Dosis Paracetamol (Parasetamol)

Informasi yang diberikan bukanlah pengganti dari nasihat medis. SELALU konsultasikan pada dokter atau apoteker Anda sebelum memulai pengobatan.

Bagaimana dosis paracetamol (parasetamol) untuk orang dewasa?

Berikut adalah dosis paracetamol (parasetamol) yang direkomendasikan untuk orang dewasa:

Dosis paracetamol untuk demam pada orang dewasa adalah:

  • Paracetamol 325-650 mg tiap 4-6 jam atau 1000 mg tiap 6-8 jam oral atau rektal.
  • Tablet Paracetamol 500 mg: 2 tablet 500 mg diminum tiap 4-6 jam.

Dosis paracetamol untuk nyeri pada orang dewasa adalah:

  • Paracetamol 325-650 mg tiap 4-6 jam atau 1000 mg tiap 6-8 jam oral atau suppository.
  • Tablet Paracetamol 500 mg: 2 tablet 500 mg diminum tiap 4-6 jam.

Bagaimana dosis paracetamol (parasetamol) untuk anak-anak?

Berikut adalah dosis paracetamol (parasetamol) yang direkomendasikan untuk anak-anak:

Dosis paracetamol untuk demam pada bayi prematur usia 28-32 minggu adalah:

  • Dosis infus: 20 mg/kg diikuti dengan 10 mg/kg/dosis tiap 12 jam
  • Oral: 10-12 mg/kg/dosis tiap 6-8 jam.
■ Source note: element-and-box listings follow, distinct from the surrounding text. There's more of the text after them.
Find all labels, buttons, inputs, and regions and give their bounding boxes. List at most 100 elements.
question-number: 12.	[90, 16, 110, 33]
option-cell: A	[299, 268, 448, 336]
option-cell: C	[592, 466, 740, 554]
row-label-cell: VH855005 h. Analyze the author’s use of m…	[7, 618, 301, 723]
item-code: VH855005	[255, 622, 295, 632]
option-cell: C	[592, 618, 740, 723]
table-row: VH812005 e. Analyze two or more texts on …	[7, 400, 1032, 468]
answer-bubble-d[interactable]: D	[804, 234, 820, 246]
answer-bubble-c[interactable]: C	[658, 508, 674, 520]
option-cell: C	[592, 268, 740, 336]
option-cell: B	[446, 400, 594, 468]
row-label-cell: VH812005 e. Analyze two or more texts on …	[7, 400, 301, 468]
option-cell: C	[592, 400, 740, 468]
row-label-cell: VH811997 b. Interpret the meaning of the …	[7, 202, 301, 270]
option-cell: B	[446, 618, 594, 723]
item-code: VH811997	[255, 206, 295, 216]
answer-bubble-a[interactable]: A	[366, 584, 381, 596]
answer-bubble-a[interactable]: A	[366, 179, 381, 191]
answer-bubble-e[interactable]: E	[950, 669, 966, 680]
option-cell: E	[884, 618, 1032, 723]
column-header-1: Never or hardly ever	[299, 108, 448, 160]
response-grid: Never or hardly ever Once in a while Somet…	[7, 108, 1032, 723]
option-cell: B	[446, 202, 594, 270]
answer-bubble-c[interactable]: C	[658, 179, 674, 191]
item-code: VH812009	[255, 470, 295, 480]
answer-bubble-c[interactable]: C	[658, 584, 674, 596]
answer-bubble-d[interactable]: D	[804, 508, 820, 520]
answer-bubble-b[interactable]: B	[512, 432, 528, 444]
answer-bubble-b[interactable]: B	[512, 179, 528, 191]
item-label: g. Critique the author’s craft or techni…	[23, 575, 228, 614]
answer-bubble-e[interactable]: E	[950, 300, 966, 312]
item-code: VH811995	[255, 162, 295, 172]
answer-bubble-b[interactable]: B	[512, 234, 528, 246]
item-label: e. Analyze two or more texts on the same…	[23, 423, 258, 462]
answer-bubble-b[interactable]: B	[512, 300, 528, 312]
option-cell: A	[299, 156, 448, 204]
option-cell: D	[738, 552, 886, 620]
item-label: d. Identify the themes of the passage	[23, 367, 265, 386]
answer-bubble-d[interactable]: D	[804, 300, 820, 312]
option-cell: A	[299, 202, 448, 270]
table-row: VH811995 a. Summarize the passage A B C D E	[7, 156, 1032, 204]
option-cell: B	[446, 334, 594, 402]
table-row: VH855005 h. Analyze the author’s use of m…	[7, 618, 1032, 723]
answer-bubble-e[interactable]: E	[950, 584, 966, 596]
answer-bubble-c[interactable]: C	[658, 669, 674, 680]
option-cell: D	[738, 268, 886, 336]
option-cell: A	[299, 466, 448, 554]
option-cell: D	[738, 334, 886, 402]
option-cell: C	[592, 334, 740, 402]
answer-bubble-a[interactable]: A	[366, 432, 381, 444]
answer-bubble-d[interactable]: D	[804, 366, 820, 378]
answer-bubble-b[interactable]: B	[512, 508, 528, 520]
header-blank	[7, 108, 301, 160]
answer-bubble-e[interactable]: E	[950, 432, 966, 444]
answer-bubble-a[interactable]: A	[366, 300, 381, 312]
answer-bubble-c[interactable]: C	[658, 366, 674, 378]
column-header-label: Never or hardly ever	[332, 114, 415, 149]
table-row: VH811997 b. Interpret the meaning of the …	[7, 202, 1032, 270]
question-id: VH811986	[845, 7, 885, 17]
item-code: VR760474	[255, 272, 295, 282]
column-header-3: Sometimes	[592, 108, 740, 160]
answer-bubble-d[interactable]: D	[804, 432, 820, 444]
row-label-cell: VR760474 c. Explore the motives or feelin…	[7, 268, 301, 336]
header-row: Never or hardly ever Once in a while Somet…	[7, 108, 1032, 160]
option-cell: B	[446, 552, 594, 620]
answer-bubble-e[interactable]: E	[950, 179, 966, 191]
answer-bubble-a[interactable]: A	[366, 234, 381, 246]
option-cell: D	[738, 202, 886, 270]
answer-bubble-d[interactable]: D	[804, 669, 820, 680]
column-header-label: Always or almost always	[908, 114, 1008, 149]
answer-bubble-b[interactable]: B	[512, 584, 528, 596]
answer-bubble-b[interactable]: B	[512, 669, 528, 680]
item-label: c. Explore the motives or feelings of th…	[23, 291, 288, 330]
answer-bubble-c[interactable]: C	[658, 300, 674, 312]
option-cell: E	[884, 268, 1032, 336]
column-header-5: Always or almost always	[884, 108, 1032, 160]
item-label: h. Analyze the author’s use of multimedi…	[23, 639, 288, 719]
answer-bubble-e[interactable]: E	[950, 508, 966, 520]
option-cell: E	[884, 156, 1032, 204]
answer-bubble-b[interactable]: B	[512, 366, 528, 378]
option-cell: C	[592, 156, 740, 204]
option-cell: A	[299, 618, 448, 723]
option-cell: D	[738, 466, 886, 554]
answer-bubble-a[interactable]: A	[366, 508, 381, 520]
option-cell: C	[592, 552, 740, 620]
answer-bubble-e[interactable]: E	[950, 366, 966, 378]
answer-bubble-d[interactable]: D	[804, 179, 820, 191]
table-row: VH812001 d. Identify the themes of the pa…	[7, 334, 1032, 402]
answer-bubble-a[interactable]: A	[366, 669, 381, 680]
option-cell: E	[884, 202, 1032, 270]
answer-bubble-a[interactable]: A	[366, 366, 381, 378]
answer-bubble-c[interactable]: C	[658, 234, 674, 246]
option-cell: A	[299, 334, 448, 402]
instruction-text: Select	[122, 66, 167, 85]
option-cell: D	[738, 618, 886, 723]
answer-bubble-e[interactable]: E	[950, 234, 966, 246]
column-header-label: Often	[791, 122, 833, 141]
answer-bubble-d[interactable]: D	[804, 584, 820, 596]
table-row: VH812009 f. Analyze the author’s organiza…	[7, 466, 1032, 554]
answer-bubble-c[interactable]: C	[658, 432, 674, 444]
Dosis oral maksimal harian: 40 mg/kg/hari
  • Rektal: 20 mg/kg/dosis tiap 12 jam. Dosis rektal maksimal harian: 40 mg/kg/hari

Dosis paracetamol untuk demam pada bayi prematur usia 32-37 minggu dan bayi baru lahir yang berumur kurang dari 10 hari adalah:

  • Dosis infus: 20 mg/kg diikuti dengan 10 mg/kg/dosis tiap 6 jam
  • Oral: 10-15 mg/kg/dosis tiap 6 jam. Dosis oral maksimal harian: 60 mg/kg/hari
  • Rektal: dosis awal: 30 mg/kg; lalu 15 mg/kg/dosis tiap 8 jam. Dosis rektal maksimal harian: 60 mg/kg/hari

Dosis paracetamol untuk demam pada bayi baru lahir yang berumur lebih dari atau sama dengan 10 hari adalah

  • Dosis infus: 20 mg/kg diikuti dengan 10 mg/kg/dosis tiap 6 jam
  • Oral: 10-15 mg/kg/dosis tiap 6 jam. Dosis oral maksimal harian: 90 mg/kg/hari
  • Rektal: dosis awal: 30 mg/kg; lalu 20 mg/kg/dosis tiap 6-8 jam. Dosis rektal maksimal harian: 90 mg/kg/hari

Dosis paracetamol untuk demam pada balita dan anak-anak adalah:

  • Infus, di bawah 2 tahun: 7.5-15 mg/kg/dosis tiap 6 jam. Dosis maksimal harian: 60 mg/kg/hari
  • Infus, 2-12 tahun: 15 mg/kg tiap 6 jam atau 12.5 mg/kg tiap 4 jam. Dosis maksimal harian: 15 mg/kg
  • Oral, 10-15 mg/kg/ dosis tiap 4-6 jam saat diperlukan; jangan melebihi 5 dosis dalam 24 jam. Total dosis maksimal harian: 75 mg/kg/hari tidak melebihi 3750 mg/hari

Alternatif lain, produsen memberikan saran dosis sebagai berikut:

  • 2.7-5.3 kg, 0-3 bulan: 40 mg
  • 5.4-8.1 kg, 4-11 bulan: 80 mg
  • 8.2-10.8 kg, 1-2 tahun: 120 mg
  • 10.9-16.3 kg, 2-3 tahun: 160 mg
  • 16.4-21.7 kg, 4-5 tahun: 240 mg
  • 21.8-27.2 kg, 6-8 tahun: 320 mg
  • 27.3-32.6 kg, 9-10 tahun: 400 mg
  • 32.7-43.2 kg, 11 tahun: 480 mg

Produsen menyarankan penggunaan berat badan untuk memilih dosis. Selain berat badan, penentuan dosis juga dapat dilakukan berdasarkan usia anak.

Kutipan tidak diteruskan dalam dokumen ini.